Paul Roderick Gregory
Russian president Vladimir Putin has decreed that all Russian casualties “in peacetime”
be a state secret. In addition to criminal charges arising from divulging state
secrets, families risk losing pensions and lump-sum payments if they reveal that their sons
were killed in Ukraine. Mothers of soldiers’ associations have beenbranded “foreign agents” for collecting data on
Russian casualties. Dissident Boris Nemtsov was murdered shortly before
completing his study of Russian casualtiesin Ukraine. Russian civil rights organizations,
working against the fog of official resistance, could confirm only several hundred battlefield deaths.

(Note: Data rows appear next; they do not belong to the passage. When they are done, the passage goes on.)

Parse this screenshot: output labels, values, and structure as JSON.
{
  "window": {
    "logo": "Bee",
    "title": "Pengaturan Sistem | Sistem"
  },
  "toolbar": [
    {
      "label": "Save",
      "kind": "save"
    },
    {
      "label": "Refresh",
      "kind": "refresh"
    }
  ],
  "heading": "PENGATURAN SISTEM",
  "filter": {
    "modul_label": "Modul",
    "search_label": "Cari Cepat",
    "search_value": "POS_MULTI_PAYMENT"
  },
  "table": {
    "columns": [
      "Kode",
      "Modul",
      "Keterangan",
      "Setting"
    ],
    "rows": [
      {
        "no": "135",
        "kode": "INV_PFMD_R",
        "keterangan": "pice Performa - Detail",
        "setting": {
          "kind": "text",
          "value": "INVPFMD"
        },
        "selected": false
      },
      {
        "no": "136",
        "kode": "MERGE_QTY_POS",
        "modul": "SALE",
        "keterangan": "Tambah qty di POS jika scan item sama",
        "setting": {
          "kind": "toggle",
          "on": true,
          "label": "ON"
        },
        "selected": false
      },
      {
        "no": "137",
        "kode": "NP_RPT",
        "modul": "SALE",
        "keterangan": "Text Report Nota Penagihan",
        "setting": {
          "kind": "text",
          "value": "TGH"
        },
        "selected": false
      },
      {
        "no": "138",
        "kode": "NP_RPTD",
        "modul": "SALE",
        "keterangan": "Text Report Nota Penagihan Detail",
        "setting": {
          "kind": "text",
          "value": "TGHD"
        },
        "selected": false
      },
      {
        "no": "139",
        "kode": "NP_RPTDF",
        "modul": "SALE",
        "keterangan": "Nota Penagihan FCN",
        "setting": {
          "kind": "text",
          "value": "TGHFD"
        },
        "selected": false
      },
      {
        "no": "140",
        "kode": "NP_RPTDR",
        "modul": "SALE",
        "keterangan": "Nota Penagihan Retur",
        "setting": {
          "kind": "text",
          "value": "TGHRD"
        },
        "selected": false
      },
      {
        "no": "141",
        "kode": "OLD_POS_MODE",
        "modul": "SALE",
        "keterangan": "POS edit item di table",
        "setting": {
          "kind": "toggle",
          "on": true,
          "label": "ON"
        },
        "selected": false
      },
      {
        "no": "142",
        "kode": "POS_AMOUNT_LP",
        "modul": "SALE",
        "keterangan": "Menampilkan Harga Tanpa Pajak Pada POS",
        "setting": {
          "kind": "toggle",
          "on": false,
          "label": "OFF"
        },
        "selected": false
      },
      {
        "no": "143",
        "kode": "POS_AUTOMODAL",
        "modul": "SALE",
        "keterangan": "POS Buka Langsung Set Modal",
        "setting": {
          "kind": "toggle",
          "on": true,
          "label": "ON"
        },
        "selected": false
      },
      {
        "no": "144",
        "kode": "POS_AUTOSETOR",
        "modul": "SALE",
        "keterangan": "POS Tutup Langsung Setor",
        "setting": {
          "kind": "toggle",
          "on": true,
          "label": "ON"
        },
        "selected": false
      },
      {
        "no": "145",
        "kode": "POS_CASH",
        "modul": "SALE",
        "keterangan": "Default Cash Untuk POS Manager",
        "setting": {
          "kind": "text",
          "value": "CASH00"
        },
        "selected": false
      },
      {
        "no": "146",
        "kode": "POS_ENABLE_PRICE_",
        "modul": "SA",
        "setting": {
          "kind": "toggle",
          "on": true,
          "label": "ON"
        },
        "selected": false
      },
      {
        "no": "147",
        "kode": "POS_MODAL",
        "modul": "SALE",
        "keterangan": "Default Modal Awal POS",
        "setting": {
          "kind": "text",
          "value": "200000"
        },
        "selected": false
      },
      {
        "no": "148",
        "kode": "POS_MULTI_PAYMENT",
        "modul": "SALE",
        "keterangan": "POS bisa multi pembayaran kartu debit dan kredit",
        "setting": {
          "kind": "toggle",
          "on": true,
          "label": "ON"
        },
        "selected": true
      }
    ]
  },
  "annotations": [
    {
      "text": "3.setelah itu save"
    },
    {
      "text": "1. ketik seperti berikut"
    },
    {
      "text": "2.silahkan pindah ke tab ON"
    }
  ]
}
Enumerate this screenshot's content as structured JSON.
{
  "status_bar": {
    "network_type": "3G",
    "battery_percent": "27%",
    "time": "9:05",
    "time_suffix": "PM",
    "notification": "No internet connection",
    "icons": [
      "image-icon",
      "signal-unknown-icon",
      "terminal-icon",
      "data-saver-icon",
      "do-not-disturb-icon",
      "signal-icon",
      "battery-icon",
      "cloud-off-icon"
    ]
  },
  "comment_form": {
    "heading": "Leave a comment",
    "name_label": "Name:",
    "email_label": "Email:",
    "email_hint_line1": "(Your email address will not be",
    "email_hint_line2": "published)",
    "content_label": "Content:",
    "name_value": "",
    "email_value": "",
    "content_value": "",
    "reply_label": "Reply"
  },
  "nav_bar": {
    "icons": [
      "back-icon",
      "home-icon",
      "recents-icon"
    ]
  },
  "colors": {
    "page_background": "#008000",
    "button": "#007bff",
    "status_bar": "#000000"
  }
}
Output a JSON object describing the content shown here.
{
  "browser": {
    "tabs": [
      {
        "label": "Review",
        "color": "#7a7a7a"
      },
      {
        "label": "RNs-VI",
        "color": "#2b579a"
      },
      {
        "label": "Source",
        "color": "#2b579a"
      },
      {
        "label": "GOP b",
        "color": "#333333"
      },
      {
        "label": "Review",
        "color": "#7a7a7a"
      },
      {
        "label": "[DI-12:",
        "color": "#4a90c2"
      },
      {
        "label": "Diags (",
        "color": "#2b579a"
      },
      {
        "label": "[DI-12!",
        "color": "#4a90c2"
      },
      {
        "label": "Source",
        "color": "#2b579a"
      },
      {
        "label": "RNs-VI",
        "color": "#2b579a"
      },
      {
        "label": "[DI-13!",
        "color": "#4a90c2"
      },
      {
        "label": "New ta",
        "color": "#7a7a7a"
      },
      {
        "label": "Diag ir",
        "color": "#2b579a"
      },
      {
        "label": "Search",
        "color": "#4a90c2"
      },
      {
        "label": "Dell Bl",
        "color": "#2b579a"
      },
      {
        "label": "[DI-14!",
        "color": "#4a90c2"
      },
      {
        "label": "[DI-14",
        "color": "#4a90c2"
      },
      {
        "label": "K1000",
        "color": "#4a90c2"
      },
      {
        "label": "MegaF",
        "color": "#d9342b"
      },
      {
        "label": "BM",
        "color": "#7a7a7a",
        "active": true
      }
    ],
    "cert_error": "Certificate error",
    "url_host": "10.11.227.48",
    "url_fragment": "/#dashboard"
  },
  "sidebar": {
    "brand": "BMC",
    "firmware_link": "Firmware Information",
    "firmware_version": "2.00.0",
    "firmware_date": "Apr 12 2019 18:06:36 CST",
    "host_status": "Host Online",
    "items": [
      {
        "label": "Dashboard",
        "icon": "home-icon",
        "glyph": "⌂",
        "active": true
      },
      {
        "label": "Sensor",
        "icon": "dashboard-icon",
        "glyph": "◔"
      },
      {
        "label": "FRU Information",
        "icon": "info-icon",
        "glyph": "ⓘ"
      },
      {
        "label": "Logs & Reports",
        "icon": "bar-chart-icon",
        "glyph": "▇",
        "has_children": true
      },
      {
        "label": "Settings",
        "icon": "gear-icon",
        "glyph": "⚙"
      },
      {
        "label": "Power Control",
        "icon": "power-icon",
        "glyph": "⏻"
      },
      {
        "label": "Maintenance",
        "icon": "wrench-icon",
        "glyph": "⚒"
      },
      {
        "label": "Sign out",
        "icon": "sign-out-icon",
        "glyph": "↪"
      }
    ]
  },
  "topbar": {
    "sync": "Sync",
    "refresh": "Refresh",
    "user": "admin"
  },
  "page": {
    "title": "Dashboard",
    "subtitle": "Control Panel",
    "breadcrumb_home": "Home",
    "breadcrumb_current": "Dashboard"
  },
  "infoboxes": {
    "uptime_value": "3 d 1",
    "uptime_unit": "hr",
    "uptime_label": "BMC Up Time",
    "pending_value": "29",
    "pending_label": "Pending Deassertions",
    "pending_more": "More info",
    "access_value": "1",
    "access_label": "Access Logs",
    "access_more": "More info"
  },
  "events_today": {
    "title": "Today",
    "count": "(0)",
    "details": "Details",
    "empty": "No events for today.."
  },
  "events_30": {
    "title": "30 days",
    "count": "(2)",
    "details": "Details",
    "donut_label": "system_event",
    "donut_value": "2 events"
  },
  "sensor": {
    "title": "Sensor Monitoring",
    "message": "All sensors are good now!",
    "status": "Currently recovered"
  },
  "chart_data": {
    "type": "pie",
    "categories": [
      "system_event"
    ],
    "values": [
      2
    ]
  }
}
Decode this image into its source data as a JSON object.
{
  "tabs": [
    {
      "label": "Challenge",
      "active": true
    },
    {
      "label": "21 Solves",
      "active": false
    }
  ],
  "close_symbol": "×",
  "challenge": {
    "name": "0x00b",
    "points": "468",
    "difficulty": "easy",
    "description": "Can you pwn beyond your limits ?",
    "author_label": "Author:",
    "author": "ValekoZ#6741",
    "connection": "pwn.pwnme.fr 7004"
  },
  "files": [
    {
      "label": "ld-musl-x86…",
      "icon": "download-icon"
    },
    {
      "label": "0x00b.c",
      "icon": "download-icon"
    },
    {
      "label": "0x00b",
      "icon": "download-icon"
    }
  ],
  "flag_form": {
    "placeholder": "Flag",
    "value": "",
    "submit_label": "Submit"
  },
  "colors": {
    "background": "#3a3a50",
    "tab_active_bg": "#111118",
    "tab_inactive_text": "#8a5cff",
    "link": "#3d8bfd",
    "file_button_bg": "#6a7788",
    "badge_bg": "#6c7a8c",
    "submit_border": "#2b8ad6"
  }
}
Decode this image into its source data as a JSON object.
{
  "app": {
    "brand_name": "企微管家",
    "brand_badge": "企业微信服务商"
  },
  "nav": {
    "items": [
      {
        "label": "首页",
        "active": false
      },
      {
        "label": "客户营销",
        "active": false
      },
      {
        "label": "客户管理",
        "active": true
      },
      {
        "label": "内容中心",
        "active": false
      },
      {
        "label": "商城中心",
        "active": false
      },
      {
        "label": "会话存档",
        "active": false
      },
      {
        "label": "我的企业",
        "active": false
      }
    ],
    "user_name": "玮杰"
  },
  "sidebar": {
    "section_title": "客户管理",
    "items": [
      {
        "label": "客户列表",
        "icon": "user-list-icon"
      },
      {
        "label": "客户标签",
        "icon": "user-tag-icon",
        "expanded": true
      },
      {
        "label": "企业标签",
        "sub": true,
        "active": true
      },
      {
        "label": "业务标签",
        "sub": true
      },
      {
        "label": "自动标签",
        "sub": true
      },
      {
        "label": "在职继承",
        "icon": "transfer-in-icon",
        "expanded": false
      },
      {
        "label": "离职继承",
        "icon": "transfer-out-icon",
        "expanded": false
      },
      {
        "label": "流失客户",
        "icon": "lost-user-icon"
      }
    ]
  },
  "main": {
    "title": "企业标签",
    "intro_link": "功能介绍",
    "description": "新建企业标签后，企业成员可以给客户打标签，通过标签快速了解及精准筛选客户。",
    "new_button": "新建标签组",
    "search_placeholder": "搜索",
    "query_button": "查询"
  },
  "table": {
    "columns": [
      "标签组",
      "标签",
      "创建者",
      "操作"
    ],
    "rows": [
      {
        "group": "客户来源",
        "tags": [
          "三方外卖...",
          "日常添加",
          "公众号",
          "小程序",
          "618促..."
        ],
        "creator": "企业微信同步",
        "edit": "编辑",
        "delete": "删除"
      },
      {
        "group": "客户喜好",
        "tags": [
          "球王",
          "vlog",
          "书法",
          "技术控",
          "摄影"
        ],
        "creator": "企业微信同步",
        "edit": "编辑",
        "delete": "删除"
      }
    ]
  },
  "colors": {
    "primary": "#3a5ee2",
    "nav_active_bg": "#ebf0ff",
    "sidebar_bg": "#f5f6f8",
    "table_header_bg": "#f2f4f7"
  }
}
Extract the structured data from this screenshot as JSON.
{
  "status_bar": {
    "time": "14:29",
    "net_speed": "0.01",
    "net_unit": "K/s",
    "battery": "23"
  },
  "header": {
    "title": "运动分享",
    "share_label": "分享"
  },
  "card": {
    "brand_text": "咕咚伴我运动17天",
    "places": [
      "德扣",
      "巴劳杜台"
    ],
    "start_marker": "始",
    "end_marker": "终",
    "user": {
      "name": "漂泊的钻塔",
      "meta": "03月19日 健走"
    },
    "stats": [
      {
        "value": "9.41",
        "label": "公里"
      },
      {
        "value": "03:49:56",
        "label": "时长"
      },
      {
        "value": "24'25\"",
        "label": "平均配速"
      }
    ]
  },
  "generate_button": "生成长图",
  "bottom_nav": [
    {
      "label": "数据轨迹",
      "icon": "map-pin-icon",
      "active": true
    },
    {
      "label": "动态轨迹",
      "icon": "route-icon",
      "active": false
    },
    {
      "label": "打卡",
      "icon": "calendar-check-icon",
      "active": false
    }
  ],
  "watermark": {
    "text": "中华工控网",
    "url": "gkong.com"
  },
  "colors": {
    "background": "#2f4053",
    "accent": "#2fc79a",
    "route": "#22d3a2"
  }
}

Business Life (Delovaya Zhizn) reports on markets, finance,
entrepreneurship, finance, and leisure, scarcely an outlet for sensational
information. Its innocuously entitled “Increases in Pay for Military in 2015,” however, reveals what appear to be official
figures on the number of Russian soldiers killed or made invalids “in eastern
Ukraine.” Russian censors quickly removed the offending material but not before it
had been webcached by the Ukrainian journal Novy Region (New Region). Here is the “top secret” material the
censors removed (my translation):
“Compensation of military personnel taking part
in military actions in Ukraine in 2014-2015.” In addition, the Russian
government, in a decision about the monetary compensation of military personnel
taking part in military action in eastern Ukraine, approved compensation for
families of military personnel who were killed taking part in military action
in Ukraine of three million rubles (about $50,000). For those who have become
invalids during military action, the compensation is one and a half million
rubles (about $25,000).
A payment of 1,800 rubles is envisioned for contract “fighters” for every day of their
presence in the conflict zone. In all, as of February 1, 2015,
monetary compensation had been paid to more than 2,000 families of fallen
soldiers and to 3,200 military personnel suffering heavy wounds and recognized
as invalids (my italics).”
Sovietologists found many secrets of the USSR by
digging into the Soviet press and technical and financial trade journals. That
fallen and invalided military personnel are compensated must be reflected
somewhere in budgets. As reported in Delovaya zhizn,
compensation payments for those killed and invalided in Ukraine came to almost
twenty million dollars, not a large share of the approximately $50 billion defense budget but large enough to
appear in an appropriate budget subcategory.